The E.W. Scripps Company (NASDAQ:SSP) Q1 2024 Earnings Call Transcript

We’re pleased State Farm is back as our title sponsor, and sales for the games have been strong. We’re also creating new opportunities for advertisers by introducing dedicated studio shows this year. Our commitment to women sports through the WNBA and NWSL featured prominently in our network’s recent upfront presentations in New York, Chicago and Los Angeles. Our team set a whole new tone this year, punctuated by a more aggressive, chest-forward sales and marketing approach. Now, looking ahead on political advertising revenue, our second area of focus, we’re pleased to raise our guide for the year after seeing Senate races heat up in Montana and Ohio, and Florida placed abortion on its ballot. Our new guide of $240 million to $270 million now includes the impact of the Florida ballot measure.

Arizona is likely also to add a similar high-spend referendum to the ballot. And that issue gets – if that issue gets cleared onto the ballots in the Scripps states of Colorado, Missouri, Montana and Nevada, we could see even more upside in our political revenue performance. The presidential election typically makes up about 20% of our total. And while we’re seeing less spending there than we have traditionally, we do expect to benefit in the swing states of Arizona, Michigan, Nevada and Wisconsin. And we’re seeing strong political spending in Montana and Ohio, where Republican Senate candidates and their packs are looking to unseat long-time incumbent Democrats. These are two states where Scripps has a big footprint. While most of the political revenue will come in the third and fourth quarters, we now have enough visibility to confidently say that we expect to exit the first half of this year having generated more political revenue than we did during the first half of 2020.

Our third area of focus is prudent expense management. While I’m optimistic we are beginning to see some rebound in advertising on the top line, we will also continue to pursue generating higher EBITDA through expense management. This ongoing expense management is above and beyond the $40 million in savings we are realizing from the reorganization of the company we initiated last year. Finally, another important deleveraging and debt-reduction strategy is realizing a strong return on our investment from assets we have acquired. We announced in mid-April that a process was underway to explore the sale of the Bounce TV network prompted by increasingly strong inbound interest from qualified potential buyers. Selling Bounce is entirely consistent with Scripps’ long history of buying and creating businesses, growing the assets’ value and then divesting at the right time for a strong ROI.

In recent years, examples of this includes our sale of podcasting businesses, Stitcher and Midroll and digital audio business, Triton. Since acquiring Bounce in 2017 as part of the Katz Networks, we have significantly increased the audience, doubled the revenue and increased its profit contribution. Under our stewardship, Bounce has become a more important brand in the Black communities, an entertainment outlet that tells the complete story of the Black American experience, from original shows like Johnson to beloved musical – to beloved movies and syndicated programming. We want to make sure Bounce is in a position for that to grow, and we anticipate that new owners could unlock even more value. We expect to have an update on that process for you later this summer.

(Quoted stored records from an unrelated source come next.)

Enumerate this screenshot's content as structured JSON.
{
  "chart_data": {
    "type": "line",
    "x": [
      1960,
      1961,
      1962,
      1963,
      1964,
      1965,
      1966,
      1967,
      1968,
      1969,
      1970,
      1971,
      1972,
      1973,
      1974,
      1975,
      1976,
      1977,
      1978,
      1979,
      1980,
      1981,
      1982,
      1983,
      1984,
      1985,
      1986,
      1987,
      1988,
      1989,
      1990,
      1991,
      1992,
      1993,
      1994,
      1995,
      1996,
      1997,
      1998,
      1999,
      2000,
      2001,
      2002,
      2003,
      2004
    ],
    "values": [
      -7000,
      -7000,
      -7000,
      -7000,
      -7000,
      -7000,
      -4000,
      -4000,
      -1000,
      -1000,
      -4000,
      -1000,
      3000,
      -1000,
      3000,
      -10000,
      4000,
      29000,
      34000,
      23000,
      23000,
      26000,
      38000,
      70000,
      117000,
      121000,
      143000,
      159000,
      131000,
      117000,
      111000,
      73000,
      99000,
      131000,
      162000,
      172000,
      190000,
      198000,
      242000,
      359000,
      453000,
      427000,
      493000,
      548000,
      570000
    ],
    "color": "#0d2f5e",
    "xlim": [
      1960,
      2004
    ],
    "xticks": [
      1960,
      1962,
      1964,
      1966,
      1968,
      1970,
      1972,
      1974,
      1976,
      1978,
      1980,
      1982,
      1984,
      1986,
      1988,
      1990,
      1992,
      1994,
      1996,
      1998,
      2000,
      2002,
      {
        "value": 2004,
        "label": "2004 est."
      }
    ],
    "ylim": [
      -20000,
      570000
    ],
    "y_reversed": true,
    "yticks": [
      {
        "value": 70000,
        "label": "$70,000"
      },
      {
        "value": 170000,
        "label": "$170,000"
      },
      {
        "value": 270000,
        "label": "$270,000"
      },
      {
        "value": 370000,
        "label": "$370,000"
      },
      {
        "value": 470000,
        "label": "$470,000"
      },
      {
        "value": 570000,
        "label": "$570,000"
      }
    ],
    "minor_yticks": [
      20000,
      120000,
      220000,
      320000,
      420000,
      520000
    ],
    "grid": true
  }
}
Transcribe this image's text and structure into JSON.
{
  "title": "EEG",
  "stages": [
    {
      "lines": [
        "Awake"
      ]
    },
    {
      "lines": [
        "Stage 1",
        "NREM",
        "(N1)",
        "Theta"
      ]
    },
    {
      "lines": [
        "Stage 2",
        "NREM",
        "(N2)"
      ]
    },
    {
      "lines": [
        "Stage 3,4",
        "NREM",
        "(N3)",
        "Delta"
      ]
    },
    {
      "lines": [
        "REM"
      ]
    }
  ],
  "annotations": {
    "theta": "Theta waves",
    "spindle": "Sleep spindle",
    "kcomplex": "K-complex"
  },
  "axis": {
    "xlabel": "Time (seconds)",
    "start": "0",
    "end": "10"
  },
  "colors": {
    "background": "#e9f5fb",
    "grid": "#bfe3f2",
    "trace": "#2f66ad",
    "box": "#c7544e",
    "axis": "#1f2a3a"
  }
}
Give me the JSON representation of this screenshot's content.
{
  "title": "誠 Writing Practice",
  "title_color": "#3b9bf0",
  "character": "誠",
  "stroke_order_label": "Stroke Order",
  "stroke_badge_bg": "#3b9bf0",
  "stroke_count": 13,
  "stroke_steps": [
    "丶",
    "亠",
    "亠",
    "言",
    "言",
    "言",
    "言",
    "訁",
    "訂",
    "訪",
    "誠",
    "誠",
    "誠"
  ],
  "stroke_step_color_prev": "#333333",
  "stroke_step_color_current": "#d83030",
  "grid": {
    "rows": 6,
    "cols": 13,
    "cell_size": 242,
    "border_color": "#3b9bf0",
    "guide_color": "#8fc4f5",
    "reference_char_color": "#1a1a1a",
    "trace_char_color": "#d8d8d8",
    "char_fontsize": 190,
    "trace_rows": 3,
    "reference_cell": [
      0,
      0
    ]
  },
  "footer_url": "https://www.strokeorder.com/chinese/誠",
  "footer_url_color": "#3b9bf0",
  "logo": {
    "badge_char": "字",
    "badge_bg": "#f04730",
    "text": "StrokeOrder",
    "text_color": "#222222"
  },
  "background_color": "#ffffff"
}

Adding to the opportunity to generate proceeds to delever, we are also exploring the sale of some smaller, non-strategic real estate assets. Scripps has been here serving American audiences and advertisers for more than 145 years. There are many reasons for the company’s longevity and track record of success, creating value in the dynamic media landscape time and time again, from our clarity of mission and our values to our risk tolerance and willingness to focus on the long-term. But especially salient today is the long-held view inside Scripps that businesses operate in seasons. Today, during the season we’re in right now, our management team is focused on executing against the plan I’ve shared with you, that will lead us to pay down debt and improve the balance sheet for the benefit of our company, our employees, our mission and the partnership we have with shareholders that creates value.

And now Kevin, we’re ready for your questions.

Operator: Thank you. [Operator Instructions] And we’ll go to the line of Dan Kurnos, Benchmark. Please go ahead.

Dan Kurnos: Adam, I know you said you’ll update us this summer. Is there any way to get metrics around Bounce? I mean we know kind of directionally from when you bought it, part of Katz a while ago, but just curious if you can help us think about that and/or the real estate just sizing-wise.

Adam Symson: Yes. I mean look, the inbound interest that we’ve had has been strong. It was strong before the news of the sale process went public, and it’s really only gotten more robust. I have a lot of confidence that we’ll identify the right next home for the network, and I expect it to be an excellent return for shareholders. Obviously, a deleveraging event with proceeds used to pay down debt and a very good outcome for the company. Relative to metrics, I think there have been some press reports out there that we would expect proceeds to be in the hundreds and hundreds of millions of dollars. Relative to the asset sales, I would think those are a lot less material than the sale of Bounce. We’ve also said in the past that we’re sort of always in the process of optimizing our portfolio and would certainly be open to looking at other assets as well.

Dan Kurnos: Perfect. And then just maybe to touch on your expense comments. It sounds like you have identified line of sight on more costs. I guess either for you or Jason, probably early to size those. But just kind of curious how you’re thinking about how much leverage you still have on the bottom line on the cost side.